TADA_PairReplicates(.data, type = c("QC_replicate"), time_difference = 600)

Arguments

.data

TADA dataframe which must include the columns 'OrganizationIdentifier', 'ActivityTypeCode', 'ActivityStartDate', 'ActivityStartDateTime', 'ResultIdentifier', 'ActivityRelativeDepthName', 'TADA.LatitudeMeasure', 'TADA.LongitudeMeasure', 'TADA.ResultMeasureValue', 'TADA.ComparableDataIdentifier', 'TADA.ActivityType.Flag', 'TADA.ActivityDepthHeightMeasure.MeasureValue', 'TADA.ResultDepthHeightMeasure.MeasureValue', 'TADA.ActivityTopDepthHeightMeasure.MeasureValue', and 'TADA.ActivityBottomDepthHeightMeasure.MeasureValue'.

type

Character argument identifying which Activity Types to look for while pairing replicates to their parent samples. The default type is "QC_replicate", which includes Activity Type Codes: "Quality Control Field Replicate Habitat Assessment", "Quality Control Field Replicate Msr/Obs", "Quality Control Field Replicate Portable Data Logger", "Quality Control Field Replicate Sample-Composite", and "Quality Control Sample-Field Replicate".

time_difference

Numeric argument defining the maximum time difference in seconds to search for parent samples. The default time window is 600 seconds or 10 minutes. The time_difference can be as large as the user would like, but parent-replicate pairs will only be identified if they were collected on the same date.

Value

This function adds one column to the original data frame: 'TADA.ReplicateSampleID'. 'TADA.ReplicateSampleID' contains the 'ResultIdentifier' value from the replicate sample if a parent sample match is identified. Both the replicate sample and the parent sample will have the same 'ResultIdentifier' code in this column, marking them as a pair. If a sample was identified as a replicate sample in the 'TADA.ActivityType.Flag' column but does not have an associated parent sample in the data frame, the 'TADA.ReplicateSampleID' column will contain the flag 'Orphan'. If more than one parent or replicate sample is identified in the data frame, the 'TADA.ReplicateSampleID' column for all samples will contain the 'ResultIdentifier' value from one of the replicate samples marking them as a grouping.

Examples

# Load example dataset:
data(Data_NCTCShepherdstown_HUC12)

# Run TADA_FindQCActivities to add TADA.ActivityType.Flag column:
df <- TADA_FindQCActivities(Data_NCTCShepherdstown_HUC12)

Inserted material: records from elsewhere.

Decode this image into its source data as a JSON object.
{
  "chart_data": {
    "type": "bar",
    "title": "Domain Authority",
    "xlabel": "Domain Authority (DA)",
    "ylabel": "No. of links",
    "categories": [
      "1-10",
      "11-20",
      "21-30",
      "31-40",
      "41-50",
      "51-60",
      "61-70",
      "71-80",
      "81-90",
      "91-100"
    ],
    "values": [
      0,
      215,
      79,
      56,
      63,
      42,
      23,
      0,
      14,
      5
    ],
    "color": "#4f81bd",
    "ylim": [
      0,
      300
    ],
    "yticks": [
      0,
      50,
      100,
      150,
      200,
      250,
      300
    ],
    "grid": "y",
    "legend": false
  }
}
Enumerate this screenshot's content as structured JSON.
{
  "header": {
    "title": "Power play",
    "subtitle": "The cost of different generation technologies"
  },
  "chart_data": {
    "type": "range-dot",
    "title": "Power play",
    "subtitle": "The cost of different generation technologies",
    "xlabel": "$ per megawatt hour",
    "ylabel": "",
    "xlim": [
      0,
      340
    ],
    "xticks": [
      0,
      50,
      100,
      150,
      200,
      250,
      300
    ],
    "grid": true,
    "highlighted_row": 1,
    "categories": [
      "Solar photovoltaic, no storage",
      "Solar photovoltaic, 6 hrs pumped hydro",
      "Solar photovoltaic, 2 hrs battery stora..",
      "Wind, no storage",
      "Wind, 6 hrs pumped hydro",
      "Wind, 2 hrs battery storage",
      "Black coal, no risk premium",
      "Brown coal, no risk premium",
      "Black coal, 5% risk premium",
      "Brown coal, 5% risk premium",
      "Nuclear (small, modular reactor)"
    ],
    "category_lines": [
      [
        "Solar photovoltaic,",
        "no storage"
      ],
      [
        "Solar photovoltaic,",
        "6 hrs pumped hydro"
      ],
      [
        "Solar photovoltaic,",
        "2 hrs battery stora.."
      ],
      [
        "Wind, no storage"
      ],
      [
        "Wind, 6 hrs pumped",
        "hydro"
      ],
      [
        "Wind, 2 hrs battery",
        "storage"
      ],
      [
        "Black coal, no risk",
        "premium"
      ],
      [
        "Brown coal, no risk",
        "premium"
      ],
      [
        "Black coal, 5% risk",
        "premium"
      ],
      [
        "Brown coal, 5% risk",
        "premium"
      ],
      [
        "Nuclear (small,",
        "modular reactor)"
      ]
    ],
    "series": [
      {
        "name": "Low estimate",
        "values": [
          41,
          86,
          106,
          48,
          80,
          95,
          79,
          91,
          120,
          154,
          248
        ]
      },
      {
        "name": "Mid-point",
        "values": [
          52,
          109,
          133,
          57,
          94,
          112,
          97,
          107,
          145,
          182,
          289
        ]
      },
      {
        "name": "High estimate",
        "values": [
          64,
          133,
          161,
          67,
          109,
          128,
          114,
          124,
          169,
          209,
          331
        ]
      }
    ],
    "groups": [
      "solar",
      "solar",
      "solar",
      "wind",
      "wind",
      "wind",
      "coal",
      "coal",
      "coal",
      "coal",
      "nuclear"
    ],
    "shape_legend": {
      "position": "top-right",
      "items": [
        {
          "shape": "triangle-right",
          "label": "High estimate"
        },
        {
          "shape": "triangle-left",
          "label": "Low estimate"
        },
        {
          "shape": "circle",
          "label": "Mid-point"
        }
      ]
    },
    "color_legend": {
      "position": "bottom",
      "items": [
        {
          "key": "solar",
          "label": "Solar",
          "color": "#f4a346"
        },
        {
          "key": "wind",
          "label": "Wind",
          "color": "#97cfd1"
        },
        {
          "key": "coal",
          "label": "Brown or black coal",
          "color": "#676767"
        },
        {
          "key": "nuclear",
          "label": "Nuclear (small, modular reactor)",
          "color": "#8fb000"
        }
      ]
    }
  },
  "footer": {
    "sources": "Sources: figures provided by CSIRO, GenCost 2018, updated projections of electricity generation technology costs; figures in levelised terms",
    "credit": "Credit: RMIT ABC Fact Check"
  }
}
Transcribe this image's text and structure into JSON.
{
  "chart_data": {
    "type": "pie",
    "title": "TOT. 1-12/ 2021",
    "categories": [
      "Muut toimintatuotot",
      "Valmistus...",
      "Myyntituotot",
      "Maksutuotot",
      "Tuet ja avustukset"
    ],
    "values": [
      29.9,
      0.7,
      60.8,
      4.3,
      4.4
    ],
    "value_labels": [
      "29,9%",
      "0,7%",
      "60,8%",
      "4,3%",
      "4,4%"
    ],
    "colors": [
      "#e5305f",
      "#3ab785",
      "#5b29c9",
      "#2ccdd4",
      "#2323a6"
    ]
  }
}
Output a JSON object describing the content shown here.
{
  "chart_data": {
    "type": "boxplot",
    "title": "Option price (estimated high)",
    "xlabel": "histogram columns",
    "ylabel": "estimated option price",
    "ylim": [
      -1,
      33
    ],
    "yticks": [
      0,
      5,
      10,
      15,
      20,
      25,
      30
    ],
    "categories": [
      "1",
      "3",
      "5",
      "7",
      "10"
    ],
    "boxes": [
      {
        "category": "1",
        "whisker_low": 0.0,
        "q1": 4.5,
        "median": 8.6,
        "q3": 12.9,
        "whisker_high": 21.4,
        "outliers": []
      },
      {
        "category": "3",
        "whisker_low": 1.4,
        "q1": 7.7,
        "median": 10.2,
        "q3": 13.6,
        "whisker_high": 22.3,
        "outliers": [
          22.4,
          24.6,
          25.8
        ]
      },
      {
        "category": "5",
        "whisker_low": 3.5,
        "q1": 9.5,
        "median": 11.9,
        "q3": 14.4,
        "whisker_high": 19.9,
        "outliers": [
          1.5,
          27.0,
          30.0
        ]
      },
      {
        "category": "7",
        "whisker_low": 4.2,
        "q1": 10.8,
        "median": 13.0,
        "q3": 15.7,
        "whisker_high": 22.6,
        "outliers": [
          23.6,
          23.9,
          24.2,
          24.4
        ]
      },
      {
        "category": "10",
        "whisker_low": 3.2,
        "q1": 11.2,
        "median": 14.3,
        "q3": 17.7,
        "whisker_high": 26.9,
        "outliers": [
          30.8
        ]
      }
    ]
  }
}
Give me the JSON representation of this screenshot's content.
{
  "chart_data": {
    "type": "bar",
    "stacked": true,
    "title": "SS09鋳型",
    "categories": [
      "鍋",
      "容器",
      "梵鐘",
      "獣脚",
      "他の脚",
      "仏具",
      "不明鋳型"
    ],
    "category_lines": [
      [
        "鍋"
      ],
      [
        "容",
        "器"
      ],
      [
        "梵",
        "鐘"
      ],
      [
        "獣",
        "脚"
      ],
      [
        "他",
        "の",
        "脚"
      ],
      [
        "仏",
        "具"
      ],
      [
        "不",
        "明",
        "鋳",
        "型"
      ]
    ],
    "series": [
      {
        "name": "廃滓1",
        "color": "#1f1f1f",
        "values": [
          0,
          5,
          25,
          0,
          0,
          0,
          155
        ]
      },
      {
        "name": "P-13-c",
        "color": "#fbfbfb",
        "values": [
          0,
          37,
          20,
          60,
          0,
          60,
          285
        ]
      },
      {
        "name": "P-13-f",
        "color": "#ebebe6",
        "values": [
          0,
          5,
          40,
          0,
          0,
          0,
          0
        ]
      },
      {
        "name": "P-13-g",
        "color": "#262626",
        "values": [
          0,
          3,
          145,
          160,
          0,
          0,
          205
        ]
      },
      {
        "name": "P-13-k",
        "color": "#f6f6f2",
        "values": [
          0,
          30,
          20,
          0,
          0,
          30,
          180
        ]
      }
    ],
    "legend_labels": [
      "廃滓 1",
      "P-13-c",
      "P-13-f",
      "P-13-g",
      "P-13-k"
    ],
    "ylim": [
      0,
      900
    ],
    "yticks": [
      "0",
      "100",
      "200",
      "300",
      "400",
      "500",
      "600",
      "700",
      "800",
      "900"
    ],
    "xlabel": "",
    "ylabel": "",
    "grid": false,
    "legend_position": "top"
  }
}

# Find pairs for all data flagged as "QC_replicate" in the TADA.ActivityType.Flag column:
df_all_pairs <- TADA_PairReplicates(df)

# Find pairs for only data with ActivityTypeCode "Quality Control Sample-Field Replicate":
df_fieldrep_pairs <- TADA_PairReplicates(df, type = "Quality Control Sample-Field Replicate")

# Find pairs for all data flagged as "QC_replicate" within a 5-minute time window:
df_all_pairs_5min <- TADA_PairReplicates(df, time_difference = 300)